# Rational Functions

• Apr 5th 2010, 02:01 PM
Hellooo
Rational Functions
Hi,
If you were given, say: x-intercept of -4, y-intercept of -2, vertical asymptote x=2, and horizontal asymptote y=1. How do you find the equation for a rational function with these features?
• Apr 5th 2010, 03:55 PM
skeeter
Quote:

Originally Posted by Hellooo
Hi,
If you were given, say: x-intercept of -4, (x+4) in the numerator

y-intercept of -2, y = -2 when x = 0

vertical asymptote x=2, (x-2) in the denominator

and horizontal asymptote y=1. degree of numerator = degree of denominator and ratio of the leading coefficients = 1

$y = \frac{x+4}{x-2}$
• Apr 6th 2010, 04:25 PM
Hellooo
Thanks, but can you show the steps in how you reached the answer?
• Apr 9th 2010, 06:36 PM
mr fantastic
Quote:

Originally Posted by Hellooo
Hi,
If you were given, say: x-intercept of -4, y-intercept of -2, vertical asymptote x=2, and horizontal asymptote y=1. How do you find the equation for a rational function with these features?

The simplest model to use is $y = \frac{a}{x - b} + c$. Your job is to find the values of a, b and c using the given information. You will get an answer equivalent to skeeter's.

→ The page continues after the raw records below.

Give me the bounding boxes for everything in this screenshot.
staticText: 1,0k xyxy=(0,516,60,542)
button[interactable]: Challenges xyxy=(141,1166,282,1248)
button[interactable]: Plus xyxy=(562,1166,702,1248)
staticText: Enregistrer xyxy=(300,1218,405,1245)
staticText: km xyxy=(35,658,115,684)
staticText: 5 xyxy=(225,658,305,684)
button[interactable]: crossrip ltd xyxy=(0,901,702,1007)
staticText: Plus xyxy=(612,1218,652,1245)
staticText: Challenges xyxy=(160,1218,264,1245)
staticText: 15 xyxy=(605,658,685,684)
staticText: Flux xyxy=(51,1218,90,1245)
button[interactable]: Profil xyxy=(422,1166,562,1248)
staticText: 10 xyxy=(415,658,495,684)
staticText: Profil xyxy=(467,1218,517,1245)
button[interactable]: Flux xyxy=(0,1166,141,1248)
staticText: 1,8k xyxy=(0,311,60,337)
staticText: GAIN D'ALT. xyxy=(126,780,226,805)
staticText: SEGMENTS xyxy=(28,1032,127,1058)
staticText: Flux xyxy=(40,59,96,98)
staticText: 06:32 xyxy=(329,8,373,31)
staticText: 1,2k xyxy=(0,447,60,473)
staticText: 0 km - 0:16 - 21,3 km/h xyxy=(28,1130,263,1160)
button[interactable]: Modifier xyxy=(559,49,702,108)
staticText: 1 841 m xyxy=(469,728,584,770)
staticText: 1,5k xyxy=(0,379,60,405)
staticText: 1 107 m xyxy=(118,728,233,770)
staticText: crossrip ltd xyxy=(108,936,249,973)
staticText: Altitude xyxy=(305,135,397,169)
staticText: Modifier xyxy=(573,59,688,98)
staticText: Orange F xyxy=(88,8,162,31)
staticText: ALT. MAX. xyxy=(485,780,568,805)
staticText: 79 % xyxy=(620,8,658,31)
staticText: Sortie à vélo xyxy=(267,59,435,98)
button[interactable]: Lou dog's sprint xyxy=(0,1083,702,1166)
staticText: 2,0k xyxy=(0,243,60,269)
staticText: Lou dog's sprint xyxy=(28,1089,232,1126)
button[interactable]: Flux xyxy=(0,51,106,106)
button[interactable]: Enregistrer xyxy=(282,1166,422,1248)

In fact, the only information required is vertical asymptote x=2, horizontal asymptote y=1 and y-intercept of -2. The information x-intercept of -4 can be used to check your answer.
• Apr 9th 2010, 08:33 PM
AllanCuz
Quote:

Originally Posted by Hellooo
Thanks, but can you show the steps in how you reached the answer?

To supplement to Mr. Fantastic's information: horizontal asymptotes occur in the numerator and vertical asymptotes occur in denominator. If you recall a function cannot cross an asymptote (always in the case of vertical, most times true in the case of horizontal). Which means that the function cannot be a certain value there.

Thus, if a vertical asymptote of 2 exists we must have (x - 2) in the denominator.

Also recall that at the x-intercept y = 0, thus we must have (x+4) in the numerator because our x-intercept of -4 makes this equation 0.